Brief
According to the press service of the National Bank of Ukraine, the country's international reserves decreased by 5% in February. As of 1 March their volume stood at $54.75 billion compared with a record $57.66 billion as of 1 February — the first decline since July 2025.
What happened
Main factors explaining the decline in reserves in February:
- The NBU sold almost $3 billion on the foreign exchange market; however, net currency sales fell by 19.8% compared with January — a sign of reduced pressure on the exchange rate.
- $1 billion arrived on the government's foreign currency accounts, including $690.8 million through World Bank accounts under the G7 initiative (ERA) and $309.6 million from the placement of domestic government bonds (OVDP).

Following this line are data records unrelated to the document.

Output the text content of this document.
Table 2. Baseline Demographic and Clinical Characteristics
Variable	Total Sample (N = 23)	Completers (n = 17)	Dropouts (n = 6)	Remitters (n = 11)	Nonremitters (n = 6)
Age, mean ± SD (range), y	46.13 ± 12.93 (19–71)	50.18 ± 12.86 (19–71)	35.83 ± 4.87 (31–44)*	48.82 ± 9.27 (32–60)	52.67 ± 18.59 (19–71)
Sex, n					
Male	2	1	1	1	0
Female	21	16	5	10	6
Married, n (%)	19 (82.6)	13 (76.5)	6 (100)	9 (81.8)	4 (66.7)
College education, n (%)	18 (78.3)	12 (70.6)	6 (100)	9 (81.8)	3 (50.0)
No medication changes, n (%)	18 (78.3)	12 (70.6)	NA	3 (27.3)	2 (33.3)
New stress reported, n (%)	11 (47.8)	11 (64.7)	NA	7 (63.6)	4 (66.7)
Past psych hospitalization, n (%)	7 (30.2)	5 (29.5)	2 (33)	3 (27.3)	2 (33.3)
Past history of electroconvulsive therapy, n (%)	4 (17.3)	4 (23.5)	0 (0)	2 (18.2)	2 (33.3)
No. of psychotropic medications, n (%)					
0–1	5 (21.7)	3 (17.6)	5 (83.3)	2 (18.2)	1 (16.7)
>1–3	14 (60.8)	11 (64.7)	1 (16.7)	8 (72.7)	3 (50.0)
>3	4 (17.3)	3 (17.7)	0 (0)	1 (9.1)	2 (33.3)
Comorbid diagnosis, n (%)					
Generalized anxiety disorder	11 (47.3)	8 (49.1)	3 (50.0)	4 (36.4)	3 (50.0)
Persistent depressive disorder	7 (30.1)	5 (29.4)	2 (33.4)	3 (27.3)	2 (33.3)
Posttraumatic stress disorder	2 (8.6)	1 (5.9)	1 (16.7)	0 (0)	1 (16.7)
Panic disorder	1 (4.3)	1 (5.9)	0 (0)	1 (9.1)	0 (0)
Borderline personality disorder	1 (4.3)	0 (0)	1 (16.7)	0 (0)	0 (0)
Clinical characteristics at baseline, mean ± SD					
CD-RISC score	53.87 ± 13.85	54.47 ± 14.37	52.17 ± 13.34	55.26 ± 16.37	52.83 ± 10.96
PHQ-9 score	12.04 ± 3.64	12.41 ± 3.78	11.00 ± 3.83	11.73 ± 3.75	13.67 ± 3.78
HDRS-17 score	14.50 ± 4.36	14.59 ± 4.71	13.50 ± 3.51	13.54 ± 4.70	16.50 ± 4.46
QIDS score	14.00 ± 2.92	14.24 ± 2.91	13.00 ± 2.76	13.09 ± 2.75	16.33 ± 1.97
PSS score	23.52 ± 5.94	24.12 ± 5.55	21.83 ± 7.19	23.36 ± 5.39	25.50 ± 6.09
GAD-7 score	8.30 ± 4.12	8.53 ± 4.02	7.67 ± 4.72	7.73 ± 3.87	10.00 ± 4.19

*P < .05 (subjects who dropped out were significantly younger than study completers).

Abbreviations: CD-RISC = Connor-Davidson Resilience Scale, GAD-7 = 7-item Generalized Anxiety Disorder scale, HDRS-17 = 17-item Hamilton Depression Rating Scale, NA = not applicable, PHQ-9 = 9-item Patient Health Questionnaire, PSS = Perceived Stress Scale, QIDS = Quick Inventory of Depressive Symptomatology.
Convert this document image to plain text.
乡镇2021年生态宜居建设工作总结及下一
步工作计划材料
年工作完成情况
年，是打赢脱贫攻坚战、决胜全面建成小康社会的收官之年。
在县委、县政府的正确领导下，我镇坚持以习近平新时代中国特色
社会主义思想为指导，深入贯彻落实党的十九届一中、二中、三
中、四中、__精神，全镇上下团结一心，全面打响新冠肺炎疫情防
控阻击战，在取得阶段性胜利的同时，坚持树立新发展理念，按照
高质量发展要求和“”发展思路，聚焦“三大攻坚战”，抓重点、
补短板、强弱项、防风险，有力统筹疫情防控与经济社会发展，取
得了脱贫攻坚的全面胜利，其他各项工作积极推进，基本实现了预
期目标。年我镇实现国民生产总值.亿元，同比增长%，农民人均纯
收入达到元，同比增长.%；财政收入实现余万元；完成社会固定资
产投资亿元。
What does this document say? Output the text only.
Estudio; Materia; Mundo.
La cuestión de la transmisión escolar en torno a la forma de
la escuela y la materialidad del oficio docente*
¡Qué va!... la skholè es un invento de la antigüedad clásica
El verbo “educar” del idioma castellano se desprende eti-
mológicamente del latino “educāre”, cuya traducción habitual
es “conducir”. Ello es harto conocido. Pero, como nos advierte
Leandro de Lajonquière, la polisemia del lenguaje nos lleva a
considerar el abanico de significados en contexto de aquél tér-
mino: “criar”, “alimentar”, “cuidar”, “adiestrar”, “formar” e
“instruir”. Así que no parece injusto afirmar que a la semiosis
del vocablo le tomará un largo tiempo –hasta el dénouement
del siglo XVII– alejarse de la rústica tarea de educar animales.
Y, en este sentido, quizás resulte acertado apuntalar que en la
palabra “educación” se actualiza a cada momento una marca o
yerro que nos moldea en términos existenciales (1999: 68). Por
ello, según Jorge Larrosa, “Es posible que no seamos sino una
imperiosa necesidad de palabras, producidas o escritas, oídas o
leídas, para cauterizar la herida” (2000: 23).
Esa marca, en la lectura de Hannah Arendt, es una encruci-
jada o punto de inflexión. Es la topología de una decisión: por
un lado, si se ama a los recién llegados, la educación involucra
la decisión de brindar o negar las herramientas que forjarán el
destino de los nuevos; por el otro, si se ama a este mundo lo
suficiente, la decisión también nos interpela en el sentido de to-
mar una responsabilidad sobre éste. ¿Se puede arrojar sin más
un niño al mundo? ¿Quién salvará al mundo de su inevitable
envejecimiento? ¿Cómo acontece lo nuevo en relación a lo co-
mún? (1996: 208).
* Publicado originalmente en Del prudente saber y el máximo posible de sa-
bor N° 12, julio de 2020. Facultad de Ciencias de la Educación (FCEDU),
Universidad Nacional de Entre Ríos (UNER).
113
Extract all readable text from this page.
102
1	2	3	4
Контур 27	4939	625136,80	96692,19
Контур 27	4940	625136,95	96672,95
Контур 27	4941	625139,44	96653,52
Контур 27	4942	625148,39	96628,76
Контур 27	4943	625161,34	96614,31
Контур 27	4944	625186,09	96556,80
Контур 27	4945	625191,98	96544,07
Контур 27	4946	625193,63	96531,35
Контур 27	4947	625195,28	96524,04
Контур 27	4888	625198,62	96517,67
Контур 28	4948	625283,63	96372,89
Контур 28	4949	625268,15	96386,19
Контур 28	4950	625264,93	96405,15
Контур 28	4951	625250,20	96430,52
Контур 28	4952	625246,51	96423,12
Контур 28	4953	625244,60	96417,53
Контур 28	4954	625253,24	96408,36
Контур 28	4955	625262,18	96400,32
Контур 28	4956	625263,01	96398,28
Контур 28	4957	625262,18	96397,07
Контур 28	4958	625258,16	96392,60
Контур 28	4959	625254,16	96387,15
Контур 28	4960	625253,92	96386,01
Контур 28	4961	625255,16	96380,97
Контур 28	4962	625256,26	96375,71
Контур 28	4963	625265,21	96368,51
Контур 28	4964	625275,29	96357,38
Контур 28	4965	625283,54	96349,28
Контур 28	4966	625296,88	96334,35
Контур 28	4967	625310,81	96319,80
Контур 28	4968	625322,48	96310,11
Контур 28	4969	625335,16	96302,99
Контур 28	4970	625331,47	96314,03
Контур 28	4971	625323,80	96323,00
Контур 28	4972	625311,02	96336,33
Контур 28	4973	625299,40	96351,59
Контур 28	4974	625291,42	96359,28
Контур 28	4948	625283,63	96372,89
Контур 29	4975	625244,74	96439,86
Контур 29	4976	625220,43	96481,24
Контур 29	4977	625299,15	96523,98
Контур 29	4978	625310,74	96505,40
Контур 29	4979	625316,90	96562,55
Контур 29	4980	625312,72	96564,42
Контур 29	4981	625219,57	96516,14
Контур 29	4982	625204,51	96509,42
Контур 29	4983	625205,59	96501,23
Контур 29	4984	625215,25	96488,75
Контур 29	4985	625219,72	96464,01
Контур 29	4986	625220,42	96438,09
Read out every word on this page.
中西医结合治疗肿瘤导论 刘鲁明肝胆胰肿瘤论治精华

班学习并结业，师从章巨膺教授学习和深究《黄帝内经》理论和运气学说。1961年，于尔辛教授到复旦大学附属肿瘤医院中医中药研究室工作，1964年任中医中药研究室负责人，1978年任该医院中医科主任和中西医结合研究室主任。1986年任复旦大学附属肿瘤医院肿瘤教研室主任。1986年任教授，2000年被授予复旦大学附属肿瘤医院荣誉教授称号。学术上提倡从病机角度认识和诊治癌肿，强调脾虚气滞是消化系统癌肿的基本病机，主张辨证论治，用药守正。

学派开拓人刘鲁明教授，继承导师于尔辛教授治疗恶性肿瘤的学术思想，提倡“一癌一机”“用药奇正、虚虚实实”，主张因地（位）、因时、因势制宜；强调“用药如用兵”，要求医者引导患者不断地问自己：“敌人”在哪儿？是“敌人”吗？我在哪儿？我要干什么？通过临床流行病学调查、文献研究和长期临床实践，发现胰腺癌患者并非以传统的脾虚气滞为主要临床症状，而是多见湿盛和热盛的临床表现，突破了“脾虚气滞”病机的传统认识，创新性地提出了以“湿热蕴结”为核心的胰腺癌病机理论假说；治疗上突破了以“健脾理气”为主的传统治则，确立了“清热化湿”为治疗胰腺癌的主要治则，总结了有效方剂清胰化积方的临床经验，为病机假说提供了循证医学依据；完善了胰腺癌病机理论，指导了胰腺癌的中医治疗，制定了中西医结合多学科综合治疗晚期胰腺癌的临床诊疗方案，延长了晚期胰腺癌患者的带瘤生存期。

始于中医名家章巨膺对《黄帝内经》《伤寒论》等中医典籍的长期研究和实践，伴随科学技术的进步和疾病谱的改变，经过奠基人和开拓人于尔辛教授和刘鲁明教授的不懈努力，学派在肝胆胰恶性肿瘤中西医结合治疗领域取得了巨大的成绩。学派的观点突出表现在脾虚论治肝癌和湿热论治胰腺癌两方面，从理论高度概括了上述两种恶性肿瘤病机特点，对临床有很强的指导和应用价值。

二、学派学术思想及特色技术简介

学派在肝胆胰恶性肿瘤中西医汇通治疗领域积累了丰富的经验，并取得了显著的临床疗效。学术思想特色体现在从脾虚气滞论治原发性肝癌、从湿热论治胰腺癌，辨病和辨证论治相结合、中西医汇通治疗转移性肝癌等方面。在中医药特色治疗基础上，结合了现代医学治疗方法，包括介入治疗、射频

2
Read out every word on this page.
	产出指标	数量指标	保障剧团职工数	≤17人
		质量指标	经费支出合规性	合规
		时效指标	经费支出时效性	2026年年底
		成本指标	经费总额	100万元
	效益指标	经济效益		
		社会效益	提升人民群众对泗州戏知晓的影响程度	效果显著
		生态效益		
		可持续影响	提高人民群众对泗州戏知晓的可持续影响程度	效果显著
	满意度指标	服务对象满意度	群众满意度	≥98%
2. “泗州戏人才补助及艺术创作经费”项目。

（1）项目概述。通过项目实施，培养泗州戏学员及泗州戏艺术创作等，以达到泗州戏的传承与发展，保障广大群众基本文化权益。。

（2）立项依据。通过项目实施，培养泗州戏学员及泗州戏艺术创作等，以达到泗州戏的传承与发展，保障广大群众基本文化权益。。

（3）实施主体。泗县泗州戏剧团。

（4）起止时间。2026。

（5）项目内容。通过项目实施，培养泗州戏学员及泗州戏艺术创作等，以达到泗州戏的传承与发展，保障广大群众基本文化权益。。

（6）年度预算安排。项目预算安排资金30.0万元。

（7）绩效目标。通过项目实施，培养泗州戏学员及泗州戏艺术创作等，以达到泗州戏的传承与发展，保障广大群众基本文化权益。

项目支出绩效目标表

- $804.1 million was paid for servicing and repaying public debt, while revaluation of financial instruments added another $152.5 million to the value of reserves.
"Despite the reduction, the volume of international reserves is sufficient to maintain the stability of the foreign exchange market. The current volume provides financing for 5.7 months of future imports," the statement says.
— Press service of the National Bank of Ukraine
Why it matters
Reserves are not a vanity balance-sheet number but a real buffer for imports, debt servicing and exchange-rate support. Coverage of 5.7 months of imports means near-term needs can be met without emergency measures, but the decline is a reminder: reserves respond to flows — both defense and debt-service expenditures and inflows from partners.
On the other hand, the reduction in the NBU's net currency sales alongside inflows from the G7 ERA and OVDP placements points to a combination of external support and market stabilization. This is an important signal for investors and creditors: support mechanisms are working, but they need to be maintained and scaled up.
Outlook and risks
The NBU has improved its forecast and expects reserves to grow to $65 billion in 2026 and to $72.9 billion in 2027. This indicates confidence from partners and the market, but it is also a projection that requires confirmation by real flows — aid, investment and sustained fiscal discipline.
Conclusion
The February decline in reserves is a worrying signal, but not a crisis: the balance shows both pressure factors (debt payments) and support factors (G7 ERA payments, OVDP). The coming months will show whether partners' promises translate into steady inflows. For every citizen this is a matter of currency security, price stability and the state's ability to fund defense and basic needs.
Economists and markets are watching two things closely: first — the pace of inflows from international partners; second — the pace of debt repayments. If these flows balance out, the NBU's forecast has a chance of becoming reality. If not — additional sources of support will need to be found.